Gartner recently predicted that 70% of organisations by 2025 will shift their focus from big to small and wide data for more context for analytics and making AI less data hungry.
“Disruptions such as the pandemic is causing historical data that reflects past conditions to quickly become obsolete, which is breaking many production AI and machine learning (ML) models,” said Jim Hare, distinguished research vice president at Gartner.
In addition, decision making by humans and AI has become more complex and demanding, and overly reliant on data hungry deep learning approaches, he noted.
D&A leaders need to turn to new analytics techniques knows as “small data” and “wide data”, Gartner advised.
“Taken together they are capable of using available data more effectively, either by reducing the required volume or by extracting more value from unstructured, diverse data sources,” Hare said.
Small and wide Data allow more robust analytics and AI
Small data is an approach that requires less data but still offers useful insights, while including certain time-series analysis techniques or few-shot learning, synthetic data, or self-supervised learning, Gartner said.
Wide data enables the analysis and synergy of a variety of small and large, unstructured, and structured data sources, the firm pointed out.
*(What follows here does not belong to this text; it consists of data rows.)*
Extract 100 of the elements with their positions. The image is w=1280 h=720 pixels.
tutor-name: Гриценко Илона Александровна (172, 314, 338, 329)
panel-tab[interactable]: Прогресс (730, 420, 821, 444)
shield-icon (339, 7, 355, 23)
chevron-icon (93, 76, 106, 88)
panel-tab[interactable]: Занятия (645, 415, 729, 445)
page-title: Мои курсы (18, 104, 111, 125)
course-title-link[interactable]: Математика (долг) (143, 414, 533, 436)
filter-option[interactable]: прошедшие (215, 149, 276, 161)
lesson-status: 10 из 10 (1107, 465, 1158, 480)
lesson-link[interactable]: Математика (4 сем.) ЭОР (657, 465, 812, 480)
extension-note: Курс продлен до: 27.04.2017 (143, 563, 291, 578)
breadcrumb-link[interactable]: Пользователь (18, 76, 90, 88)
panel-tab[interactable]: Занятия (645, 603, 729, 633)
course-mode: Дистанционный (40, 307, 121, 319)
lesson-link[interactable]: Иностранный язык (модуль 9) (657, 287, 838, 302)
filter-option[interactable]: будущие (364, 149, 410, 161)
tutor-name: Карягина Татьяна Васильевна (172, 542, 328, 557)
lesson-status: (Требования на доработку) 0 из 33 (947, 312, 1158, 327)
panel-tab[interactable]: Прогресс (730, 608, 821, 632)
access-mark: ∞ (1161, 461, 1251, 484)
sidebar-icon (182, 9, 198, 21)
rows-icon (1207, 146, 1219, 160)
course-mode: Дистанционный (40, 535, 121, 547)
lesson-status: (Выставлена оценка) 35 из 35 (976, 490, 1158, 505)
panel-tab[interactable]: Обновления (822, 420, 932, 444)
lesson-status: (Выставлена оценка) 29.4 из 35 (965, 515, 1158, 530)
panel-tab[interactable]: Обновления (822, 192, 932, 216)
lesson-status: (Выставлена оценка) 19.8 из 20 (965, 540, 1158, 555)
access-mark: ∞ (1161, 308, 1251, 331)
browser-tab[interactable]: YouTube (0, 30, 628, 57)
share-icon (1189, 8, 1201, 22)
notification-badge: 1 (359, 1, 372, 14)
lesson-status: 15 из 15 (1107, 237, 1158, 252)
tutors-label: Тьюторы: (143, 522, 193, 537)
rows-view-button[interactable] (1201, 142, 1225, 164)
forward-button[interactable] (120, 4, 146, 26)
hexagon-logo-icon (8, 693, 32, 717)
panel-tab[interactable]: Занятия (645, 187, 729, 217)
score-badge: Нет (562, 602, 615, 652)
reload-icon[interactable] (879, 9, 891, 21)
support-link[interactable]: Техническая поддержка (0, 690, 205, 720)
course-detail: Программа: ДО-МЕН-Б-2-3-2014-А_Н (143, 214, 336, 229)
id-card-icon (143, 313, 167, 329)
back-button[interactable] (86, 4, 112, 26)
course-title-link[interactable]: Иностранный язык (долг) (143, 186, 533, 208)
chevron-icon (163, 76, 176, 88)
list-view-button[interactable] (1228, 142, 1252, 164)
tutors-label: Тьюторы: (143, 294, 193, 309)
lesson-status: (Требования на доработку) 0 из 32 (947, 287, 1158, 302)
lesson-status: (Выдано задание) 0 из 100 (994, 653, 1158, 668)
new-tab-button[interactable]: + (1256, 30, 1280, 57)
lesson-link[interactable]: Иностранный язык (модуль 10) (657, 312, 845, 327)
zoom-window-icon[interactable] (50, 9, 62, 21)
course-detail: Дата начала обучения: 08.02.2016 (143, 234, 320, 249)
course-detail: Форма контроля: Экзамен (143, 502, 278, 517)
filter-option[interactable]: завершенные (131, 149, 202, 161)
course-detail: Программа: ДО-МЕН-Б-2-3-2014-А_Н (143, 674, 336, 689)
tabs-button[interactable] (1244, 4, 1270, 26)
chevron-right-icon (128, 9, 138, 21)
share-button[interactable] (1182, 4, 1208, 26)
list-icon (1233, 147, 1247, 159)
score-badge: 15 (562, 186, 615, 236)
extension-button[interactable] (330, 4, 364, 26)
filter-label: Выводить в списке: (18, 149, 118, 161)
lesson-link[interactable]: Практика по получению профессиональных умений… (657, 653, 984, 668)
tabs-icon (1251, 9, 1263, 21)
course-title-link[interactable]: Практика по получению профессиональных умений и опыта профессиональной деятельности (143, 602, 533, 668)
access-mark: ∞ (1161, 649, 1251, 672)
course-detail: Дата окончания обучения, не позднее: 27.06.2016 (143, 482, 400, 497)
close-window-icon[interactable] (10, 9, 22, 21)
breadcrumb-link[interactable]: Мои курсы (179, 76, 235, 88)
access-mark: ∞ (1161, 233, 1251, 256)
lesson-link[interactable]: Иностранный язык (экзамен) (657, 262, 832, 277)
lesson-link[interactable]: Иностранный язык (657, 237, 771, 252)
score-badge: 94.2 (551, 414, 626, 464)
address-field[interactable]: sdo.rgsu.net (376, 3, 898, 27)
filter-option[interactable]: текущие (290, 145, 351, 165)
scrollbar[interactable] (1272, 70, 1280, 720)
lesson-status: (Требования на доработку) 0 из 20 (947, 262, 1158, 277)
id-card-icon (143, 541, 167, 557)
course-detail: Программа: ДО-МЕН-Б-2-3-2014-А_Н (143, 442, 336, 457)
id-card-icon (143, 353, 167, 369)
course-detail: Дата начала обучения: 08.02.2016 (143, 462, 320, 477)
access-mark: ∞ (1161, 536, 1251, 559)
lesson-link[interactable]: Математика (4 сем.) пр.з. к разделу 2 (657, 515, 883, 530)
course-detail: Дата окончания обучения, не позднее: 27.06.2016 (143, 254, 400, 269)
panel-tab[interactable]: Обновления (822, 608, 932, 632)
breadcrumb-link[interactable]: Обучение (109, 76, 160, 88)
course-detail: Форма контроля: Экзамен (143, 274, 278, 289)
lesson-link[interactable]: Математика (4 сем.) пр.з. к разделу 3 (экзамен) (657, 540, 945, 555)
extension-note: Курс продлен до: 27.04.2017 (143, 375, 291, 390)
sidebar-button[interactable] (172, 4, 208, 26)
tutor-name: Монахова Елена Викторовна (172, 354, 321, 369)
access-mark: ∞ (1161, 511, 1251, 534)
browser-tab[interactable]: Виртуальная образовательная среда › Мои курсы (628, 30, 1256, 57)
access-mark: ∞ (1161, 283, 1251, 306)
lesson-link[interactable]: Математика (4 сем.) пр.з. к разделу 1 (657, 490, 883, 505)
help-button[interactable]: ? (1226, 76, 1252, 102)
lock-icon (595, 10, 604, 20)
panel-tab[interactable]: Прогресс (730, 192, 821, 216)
It applies X analytics, with X standing for finding links between data sources, as well as for a diversity of data formats, Gartner explained.
These formats include tabular, text, image, video, audio, voice, temperature, or even smell and vibration, the advisory firm added.
“Both approaches facilitate more robust analytics and AI, reducing an organisation’s dependency on big data and enabling a richer, more complete situational awareness or 360-degree view,” Hare pointed out.
“D&A leaders apply both techniques to address challenges such as low availability of training data or developing more robust models by using a wider variety of data,” he said.
Potential applications
Potential areas where small and wide data can be used are demand forecasting in retail, real-time behavioural and emotional intelligence in customer service applied to hyper-personalisation, and customer experience improvement, Gartner predicted.
Other areas include physical security or fraud detection and adaptive autonomous systems, such as robots, which constantly learn by the analysis of correlations in time and space of events in different sensory channels, the firm added.